Old Thaddeus McIlvaine discovered a dark star and took it for his own. Thus he inherited a dark destiny or did he?

"Call them what you like," said Tex Harrigan. "Lost people or strayed, crackpots or warped geniuses I know enough of them to fill an entire department of queer people. I've been a reporter long enough to have run into quite a few of them."

"For example?" I said, recognizing Harrigan's mellowness.
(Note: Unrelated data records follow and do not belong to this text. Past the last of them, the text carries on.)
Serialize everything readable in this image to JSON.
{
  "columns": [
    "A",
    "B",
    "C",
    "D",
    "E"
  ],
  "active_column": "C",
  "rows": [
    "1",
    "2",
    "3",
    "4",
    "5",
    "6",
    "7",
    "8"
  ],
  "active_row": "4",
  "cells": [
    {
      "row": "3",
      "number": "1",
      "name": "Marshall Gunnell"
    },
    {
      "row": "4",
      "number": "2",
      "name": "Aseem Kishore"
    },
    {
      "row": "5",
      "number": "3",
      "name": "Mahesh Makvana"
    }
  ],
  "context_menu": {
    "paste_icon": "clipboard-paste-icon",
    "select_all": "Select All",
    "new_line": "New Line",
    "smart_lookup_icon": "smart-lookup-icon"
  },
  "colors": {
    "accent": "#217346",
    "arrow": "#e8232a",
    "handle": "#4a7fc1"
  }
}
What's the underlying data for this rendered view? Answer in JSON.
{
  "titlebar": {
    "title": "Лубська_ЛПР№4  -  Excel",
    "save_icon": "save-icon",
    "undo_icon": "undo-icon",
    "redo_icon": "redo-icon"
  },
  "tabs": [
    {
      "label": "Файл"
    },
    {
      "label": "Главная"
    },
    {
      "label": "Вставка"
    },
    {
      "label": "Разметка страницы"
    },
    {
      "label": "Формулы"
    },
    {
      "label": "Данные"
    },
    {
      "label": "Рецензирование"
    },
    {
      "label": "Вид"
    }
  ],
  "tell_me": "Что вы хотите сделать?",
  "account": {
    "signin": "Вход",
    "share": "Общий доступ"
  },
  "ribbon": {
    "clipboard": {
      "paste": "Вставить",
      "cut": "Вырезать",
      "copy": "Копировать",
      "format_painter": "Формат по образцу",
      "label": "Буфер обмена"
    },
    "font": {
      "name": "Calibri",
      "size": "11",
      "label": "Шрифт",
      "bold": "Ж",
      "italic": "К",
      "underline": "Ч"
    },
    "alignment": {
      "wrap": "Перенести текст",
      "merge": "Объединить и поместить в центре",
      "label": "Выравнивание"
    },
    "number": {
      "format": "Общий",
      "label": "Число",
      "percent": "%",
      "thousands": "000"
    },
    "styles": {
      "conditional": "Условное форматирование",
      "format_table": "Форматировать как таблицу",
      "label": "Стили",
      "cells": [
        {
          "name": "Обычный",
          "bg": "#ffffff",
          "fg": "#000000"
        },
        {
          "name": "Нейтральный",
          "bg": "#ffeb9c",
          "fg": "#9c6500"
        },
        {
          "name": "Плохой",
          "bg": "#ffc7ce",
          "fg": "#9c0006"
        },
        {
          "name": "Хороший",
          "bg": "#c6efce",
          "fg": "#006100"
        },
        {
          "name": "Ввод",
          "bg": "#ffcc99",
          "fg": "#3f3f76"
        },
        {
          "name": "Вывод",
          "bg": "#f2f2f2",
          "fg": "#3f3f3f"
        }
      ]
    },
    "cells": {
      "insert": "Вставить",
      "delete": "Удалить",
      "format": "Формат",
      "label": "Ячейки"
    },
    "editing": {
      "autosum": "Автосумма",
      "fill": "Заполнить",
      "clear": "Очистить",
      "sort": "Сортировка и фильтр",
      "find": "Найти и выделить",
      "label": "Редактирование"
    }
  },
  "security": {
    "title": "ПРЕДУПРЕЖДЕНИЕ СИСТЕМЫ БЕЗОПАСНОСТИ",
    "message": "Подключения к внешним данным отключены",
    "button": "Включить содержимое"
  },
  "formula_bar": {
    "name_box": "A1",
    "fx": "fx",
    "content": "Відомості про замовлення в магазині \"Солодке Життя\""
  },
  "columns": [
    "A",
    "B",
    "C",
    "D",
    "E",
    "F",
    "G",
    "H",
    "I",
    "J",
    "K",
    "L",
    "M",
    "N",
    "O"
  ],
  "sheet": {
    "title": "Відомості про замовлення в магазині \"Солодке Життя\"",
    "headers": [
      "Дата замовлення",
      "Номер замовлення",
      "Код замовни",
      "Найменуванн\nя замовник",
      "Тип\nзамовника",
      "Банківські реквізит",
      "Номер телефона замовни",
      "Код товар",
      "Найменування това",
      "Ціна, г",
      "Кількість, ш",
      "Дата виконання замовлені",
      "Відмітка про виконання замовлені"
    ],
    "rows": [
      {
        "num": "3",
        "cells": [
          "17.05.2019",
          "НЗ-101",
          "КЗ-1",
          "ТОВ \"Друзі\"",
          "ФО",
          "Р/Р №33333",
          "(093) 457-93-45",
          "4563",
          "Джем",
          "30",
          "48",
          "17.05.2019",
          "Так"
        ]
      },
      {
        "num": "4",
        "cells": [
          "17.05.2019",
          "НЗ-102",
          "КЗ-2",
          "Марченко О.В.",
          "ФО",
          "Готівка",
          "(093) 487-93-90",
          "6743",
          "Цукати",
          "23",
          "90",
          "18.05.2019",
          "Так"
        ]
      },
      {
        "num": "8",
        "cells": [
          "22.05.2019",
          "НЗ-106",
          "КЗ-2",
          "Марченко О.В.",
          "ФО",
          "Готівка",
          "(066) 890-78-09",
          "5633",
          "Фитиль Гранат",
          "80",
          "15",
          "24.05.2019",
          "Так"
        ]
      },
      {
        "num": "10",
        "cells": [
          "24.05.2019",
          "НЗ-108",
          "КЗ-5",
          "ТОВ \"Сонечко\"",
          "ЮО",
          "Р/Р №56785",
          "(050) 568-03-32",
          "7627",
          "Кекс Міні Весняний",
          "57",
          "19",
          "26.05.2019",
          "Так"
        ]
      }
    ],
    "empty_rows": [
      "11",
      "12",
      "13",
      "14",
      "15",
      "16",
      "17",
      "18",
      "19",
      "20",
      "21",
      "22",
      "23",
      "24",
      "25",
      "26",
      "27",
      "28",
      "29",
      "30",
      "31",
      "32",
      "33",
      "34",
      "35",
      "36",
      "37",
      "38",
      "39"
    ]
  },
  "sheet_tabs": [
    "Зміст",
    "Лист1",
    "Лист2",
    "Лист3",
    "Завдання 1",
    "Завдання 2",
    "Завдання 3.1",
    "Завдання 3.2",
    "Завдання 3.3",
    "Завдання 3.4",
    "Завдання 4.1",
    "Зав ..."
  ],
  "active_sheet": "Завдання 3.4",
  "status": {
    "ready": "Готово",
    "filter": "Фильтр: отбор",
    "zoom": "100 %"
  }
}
"Take Thaddeus McIlvaine," said Harrigan.

"I never heard of him."

"I suppose not," said Harrigan. "But I knew him. He was an eccentric old fellow who had a modest income enough to keep up his hobbies, which were three: he played cards and chess at a tavern called Bixby's on North Clark Street; he was an amateur astronomer; and he had the fixed idea that there was life somewhere outside this planet and that it was possible to communicate with other beings but unlike most others, he tried it constantly with the queer machinery he had rigged up.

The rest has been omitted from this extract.